If you’ve got a Labrador, as we have, then some stern retraining might be required if you decide to invest in some Panda Feet, which are mostly intended as cable-lifters, not dog toys. A crisply-machined cube of compressed bamboo which serves as a neat and eco-friendly cable lifter, or could conceivably be pressed into service as a discreet equipment support under, say, a freestanding power amp. As a cable lifter, it seems to open out the music, creating more space around the instruments and contributing to the sense of fluency and life in the performance. At around £100 for a set of four, these can give an inexpensive, er, lift to your system, or a, somewhat more expensive few hours of entertainment to your dog. Don’t say I didn’t warn you.
If there is any space left in my stocking, I’d almost certainly fill it with various little bits of PEEK, from MusicWorks. Regular readers may recall the MusicWorks Revo support platform, an acrylic ‘table’ which resembles a normal hi-fi rack in much the same way that I resemble George Clooney. Lately, MusicWorks have been experimenting with PEEK, a type of engineering plastic, in key elements of their design. Aside from upgrades to the table, they have also produced a range of cones, feet and sundry bits and bobs to keep an inveterate tweaker like me happy for weeks on end. I’ve replaced the spikes under my loudspeakers with a set of turned PEEK feet, and may yet replace those with a set of cones. The thing is, I have no real idea what the PEEK is doing, or not doing, except that every change so far has taken me closer to the music and further from the hifi. It is truly bizarre, and not a little troubling, to hear the difference one PEEK cone makes, when replacing something else under the equipment. But it is fun and while PEEK is not a cheap material, and I can’t claim the bits and pieces are pocket-money prices – a set of cones can be had for under £100, which is not a lot for an opening into a world of better music, hours of harmless experimentation (points ‘up’ or points ‘down’, source, preamp or speakers first…), and bemused head-scratching.
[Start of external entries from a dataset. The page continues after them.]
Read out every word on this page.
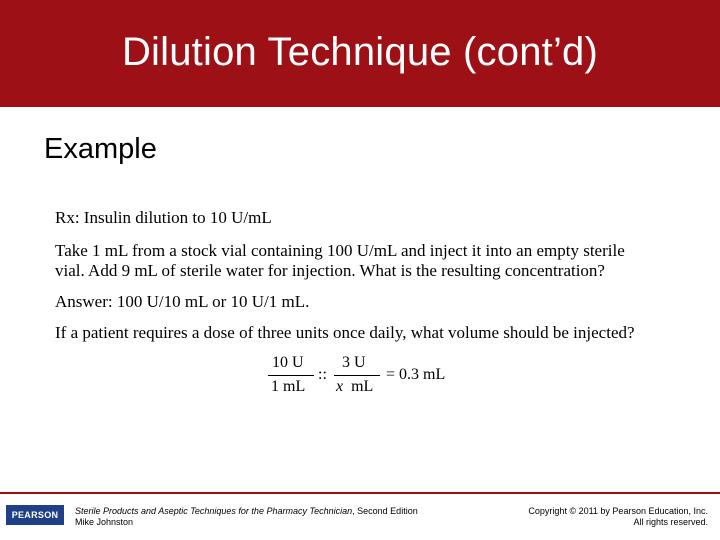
Dilution Technique (cont’d)
Example
Rx: Insulin dilution to 10 U/mL
Take 1 mL from a stock vial containing 100 U/mL and inject it into an empty sterile
vial. Add 9 mL of sterile water for injection. What is the resulting concentration?
Answer: 100 U/10 mL or 10 U/1 mL.
If a patient requires a dose of three units once daily, what volume should be injected?
10 U
1 mL
::
3 U
x mL
= 0.3 mL
PEARSON	Sterile Products and Aseptic Techniques for the Pharmacy Technician, Second Edition
Mike Johnston
Copyright © 2011 by Pearson Education, Inc.
All rights reserved.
After which, I might need a drink, and this year has been the year of barrel-aged sour beer. I’m not sure quite where this fits in the Chinese calendar, but I’m lobbying for having it every year because it’s been an experience, thanks to the creativity of the modern craft beer movement. Sour beers use naturally occurring yeasts, and associated bacteria like Lactobacillus and Brettanomyces, to ferment the liquor, producing a characteristically savoury and sour taste. It’s much the same process that is used in sourdough, and some of the smells in the beer are very much present in sourdoughs too. The flavour is, as you’d expect, predominantly sour, but the use of hops means a complex sour/bitter thing is going on which is definitely greater than the sum of its parts. Barrel-ageing brings a degree of creaminess, maturity and complexity to the flavours which I’d normally associate with wines, in fact one of my very favourites, ‘Sour Grapes’ (sadly, all gone now), aged three years in oak wine barrels, had the creamy complexity of a really fine white Rioja. There are lots of others, ‘Modus Operandi’ by the Wild Beer Company being a current favourite, but new sour beers, or ‘saisons’ are cropping up all the time and it’s proving hard to keep up. Nevertheless, I’ll do my best.